The 2013 growing season was the sixth year for the Corn Standardized County Hybrid Trial Program. The program’s goal is to increase knowledge on selected hybrids that are being evaluated in the University of Arkansas Corn Hybrid testing program (http://www.arkansasvarietytesting.com/). The trials were a collaborative effort between growers, County Extension agents, Extension specialists, and industry representatives. In the trials, producers followed their normal production practices they use on their farms. The cooperation of all producers mentioned in this publication is appreciated. Producers donate time, equipment and hired labor to make these trials possible.

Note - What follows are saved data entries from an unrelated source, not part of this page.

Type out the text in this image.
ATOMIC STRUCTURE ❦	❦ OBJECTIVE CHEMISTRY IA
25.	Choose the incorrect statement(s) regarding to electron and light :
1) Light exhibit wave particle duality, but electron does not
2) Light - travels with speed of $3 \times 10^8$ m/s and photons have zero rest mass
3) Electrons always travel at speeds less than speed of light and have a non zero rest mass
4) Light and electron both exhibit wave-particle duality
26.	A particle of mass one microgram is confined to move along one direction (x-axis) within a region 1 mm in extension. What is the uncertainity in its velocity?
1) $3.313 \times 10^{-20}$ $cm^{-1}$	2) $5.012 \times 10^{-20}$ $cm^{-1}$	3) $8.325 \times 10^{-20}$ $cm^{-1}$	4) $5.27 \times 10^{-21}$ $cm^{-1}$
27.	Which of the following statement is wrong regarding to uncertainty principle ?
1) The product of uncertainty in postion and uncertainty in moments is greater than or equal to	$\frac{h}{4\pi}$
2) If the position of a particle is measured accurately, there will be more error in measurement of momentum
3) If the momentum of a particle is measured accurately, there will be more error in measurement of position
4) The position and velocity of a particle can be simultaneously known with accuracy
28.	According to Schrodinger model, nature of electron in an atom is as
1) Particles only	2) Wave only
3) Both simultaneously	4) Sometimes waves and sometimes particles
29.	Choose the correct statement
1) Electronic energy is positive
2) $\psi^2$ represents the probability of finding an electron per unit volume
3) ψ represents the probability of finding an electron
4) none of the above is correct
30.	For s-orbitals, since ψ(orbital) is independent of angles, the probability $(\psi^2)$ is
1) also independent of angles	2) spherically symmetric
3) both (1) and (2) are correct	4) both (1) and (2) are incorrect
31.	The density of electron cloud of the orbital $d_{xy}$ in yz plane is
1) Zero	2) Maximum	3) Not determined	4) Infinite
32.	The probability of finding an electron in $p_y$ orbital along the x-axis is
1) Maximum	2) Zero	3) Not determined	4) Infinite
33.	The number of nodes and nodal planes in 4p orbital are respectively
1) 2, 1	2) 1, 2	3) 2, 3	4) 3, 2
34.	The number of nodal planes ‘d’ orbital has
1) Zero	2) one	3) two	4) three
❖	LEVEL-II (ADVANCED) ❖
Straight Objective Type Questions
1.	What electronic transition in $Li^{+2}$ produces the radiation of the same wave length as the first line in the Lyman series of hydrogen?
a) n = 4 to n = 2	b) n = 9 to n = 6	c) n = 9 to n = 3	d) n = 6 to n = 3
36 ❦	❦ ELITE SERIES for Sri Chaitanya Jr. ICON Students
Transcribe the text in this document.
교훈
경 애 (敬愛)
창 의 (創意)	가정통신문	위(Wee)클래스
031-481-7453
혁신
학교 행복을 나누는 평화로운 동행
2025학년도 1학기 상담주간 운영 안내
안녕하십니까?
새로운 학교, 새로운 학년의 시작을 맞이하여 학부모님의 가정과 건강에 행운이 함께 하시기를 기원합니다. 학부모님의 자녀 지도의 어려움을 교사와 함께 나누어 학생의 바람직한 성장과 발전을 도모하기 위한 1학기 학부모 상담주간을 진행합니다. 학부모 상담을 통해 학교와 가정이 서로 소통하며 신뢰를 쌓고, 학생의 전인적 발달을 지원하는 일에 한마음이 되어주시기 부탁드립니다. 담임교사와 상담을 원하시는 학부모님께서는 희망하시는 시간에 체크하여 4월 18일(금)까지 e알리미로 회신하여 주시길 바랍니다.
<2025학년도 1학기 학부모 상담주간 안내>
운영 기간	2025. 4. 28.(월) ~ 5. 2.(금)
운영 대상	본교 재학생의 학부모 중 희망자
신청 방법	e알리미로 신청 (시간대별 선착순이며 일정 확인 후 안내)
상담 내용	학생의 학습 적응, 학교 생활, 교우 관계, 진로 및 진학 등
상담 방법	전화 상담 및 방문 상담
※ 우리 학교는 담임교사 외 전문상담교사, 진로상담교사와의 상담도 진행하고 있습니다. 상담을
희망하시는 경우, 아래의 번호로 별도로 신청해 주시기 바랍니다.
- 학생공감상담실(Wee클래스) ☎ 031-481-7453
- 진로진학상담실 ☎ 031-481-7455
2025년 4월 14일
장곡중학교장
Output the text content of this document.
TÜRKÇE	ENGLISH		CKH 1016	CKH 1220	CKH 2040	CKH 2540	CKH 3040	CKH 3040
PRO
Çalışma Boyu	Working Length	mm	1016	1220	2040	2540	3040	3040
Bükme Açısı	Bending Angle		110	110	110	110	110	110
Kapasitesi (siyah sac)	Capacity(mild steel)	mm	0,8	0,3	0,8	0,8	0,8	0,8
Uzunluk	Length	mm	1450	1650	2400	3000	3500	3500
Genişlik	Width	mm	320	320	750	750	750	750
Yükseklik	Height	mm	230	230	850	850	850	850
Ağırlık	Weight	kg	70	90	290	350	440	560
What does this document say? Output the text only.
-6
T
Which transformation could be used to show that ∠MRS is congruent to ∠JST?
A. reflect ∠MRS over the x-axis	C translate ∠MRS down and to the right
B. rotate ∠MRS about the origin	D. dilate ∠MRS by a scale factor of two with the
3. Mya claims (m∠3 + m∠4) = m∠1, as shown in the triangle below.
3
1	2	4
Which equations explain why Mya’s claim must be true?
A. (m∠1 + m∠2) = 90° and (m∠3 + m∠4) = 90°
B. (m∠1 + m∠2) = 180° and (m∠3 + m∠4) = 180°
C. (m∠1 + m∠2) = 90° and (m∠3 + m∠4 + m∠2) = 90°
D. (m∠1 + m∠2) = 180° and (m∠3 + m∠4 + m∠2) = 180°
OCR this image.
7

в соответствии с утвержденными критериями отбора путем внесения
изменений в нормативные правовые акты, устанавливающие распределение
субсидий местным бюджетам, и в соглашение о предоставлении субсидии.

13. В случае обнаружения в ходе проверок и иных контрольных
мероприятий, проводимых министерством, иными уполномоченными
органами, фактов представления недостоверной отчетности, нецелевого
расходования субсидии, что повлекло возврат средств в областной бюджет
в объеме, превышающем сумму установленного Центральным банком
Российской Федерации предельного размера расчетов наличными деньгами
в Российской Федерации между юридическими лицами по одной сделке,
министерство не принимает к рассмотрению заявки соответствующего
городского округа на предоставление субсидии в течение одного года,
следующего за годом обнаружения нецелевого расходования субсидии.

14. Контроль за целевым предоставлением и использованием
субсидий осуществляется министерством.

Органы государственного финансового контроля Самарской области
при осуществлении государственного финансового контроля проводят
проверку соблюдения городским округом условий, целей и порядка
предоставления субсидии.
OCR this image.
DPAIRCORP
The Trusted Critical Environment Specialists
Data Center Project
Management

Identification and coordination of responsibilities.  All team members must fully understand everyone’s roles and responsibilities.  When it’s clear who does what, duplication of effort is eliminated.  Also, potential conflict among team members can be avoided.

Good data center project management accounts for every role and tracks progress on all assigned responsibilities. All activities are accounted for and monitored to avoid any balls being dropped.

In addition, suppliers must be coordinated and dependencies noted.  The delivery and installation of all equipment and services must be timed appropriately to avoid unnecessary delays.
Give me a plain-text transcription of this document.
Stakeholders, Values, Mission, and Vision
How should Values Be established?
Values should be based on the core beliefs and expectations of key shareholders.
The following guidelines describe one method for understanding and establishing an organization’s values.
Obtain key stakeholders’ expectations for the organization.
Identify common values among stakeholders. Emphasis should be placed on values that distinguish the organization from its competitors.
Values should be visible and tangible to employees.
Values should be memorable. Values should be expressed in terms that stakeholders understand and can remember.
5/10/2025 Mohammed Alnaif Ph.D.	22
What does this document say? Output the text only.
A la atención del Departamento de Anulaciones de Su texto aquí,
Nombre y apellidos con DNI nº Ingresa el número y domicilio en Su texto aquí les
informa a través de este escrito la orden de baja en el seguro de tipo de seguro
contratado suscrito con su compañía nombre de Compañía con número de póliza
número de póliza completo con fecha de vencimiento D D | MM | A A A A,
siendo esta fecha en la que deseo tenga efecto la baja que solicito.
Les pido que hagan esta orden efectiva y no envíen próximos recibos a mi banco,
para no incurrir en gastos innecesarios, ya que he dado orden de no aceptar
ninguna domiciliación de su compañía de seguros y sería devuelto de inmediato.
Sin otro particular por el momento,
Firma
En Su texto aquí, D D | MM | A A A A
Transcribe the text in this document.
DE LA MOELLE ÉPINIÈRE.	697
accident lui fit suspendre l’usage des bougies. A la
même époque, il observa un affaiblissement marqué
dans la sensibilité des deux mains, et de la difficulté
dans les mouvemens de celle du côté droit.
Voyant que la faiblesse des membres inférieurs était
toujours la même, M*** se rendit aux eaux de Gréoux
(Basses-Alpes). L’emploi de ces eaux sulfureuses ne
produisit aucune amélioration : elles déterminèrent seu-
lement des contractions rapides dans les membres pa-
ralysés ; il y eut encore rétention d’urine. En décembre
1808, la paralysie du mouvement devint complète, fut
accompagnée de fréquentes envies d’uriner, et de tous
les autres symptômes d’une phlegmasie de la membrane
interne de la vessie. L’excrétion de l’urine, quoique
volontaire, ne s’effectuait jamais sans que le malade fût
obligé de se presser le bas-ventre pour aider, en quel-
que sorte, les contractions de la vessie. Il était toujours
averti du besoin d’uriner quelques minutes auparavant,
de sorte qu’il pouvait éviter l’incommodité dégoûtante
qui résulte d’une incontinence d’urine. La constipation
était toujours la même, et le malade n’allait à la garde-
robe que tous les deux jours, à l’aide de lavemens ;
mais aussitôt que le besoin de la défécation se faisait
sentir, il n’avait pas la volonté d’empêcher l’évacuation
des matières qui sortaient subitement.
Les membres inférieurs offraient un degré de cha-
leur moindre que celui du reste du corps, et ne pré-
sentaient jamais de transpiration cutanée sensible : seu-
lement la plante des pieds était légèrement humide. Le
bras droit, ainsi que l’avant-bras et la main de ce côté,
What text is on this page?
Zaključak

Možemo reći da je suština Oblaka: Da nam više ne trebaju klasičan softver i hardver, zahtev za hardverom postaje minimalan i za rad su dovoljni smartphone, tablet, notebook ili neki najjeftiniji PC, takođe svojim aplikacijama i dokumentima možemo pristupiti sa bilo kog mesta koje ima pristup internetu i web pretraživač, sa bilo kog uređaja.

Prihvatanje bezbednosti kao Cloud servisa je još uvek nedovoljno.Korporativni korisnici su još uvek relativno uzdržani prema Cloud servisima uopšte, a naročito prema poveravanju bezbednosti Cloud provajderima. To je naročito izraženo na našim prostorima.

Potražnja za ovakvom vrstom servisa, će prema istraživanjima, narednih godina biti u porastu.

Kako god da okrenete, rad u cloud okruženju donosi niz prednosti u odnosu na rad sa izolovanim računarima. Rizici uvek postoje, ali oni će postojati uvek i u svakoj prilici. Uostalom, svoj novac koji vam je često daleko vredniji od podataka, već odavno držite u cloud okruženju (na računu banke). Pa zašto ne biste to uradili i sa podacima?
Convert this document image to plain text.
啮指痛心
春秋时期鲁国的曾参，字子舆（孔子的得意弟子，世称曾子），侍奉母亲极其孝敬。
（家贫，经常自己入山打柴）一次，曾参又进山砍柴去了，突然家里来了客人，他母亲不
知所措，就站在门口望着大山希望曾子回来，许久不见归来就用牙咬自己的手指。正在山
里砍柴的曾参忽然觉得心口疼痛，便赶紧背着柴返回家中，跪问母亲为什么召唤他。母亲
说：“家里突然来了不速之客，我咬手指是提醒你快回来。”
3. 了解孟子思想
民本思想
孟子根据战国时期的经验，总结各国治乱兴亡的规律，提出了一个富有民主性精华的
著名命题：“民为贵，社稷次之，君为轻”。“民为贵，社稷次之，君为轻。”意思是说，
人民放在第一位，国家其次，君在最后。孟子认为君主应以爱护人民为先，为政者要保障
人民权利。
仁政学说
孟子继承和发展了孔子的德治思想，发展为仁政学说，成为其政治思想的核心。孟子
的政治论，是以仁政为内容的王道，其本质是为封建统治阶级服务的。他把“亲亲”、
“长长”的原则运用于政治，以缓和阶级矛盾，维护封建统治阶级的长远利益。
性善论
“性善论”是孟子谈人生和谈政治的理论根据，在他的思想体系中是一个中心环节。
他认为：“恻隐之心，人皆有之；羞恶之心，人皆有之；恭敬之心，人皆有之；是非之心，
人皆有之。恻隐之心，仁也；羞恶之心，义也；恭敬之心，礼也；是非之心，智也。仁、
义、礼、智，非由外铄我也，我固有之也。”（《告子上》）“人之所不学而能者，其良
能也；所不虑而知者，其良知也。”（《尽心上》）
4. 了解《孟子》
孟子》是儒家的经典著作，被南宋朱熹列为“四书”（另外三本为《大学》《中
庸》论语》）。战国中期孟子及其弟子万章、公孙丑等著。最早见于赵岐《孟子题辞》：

Trials were separated into five districts and within each district hybrids entered were consistent. Districts included the Northeast, Central, Southeast, River Valley and Southwest, representing the major corn producing areas of Arkansas. A map on page 4 shows the counties in each district. Industry representatives and Extension specialists choose hybrids to be entered, but hybrids were required to be commercially available and have been tested/or being tested in the University of Arkansas Corn Hybrid testing program. All hybrid trials were irrigated, and all hybrids were glyphosate tolerant. Relative maturity of hybrids entered ranged from 110 to 120 days. A full list of hybrids entered along with relative maturity and traits can be found on page 34 of the report. Trials were strip trials and were not replicated, but multiple locations within a district do provide useful information on yield and agronomic considerations.
Information collected at each corn trial includes soil type, planting date, agronomic production practices utilized by each producer, final plant population, test weight, grain moisture at harvest, and yield. Plots were planted with producer equipment and typically were eight rows wide by the length of field (500-1500 ft). Grain moisture and test weights were recorded by commercial or hand held grain analysis equipment. Grain yields were adjusted to 15.5% moisture. When lodging occurred visual ratings were taken by County Extension agents, Extension specialists and/or producers.
In 2013, there were 25 trials harvested. Planting dates ranged from March 14 to May 16 with an average planting date of April 18. Planting rates ranged from 30,000 to 36,000 seeds per acre with an average of 33,500. Harvest dates ranged from August 22 to September 28 with an average harvest date of September 13.
The authors would like to express their gratitude to the producers, County Agents, and industry representatives that made these trials possible.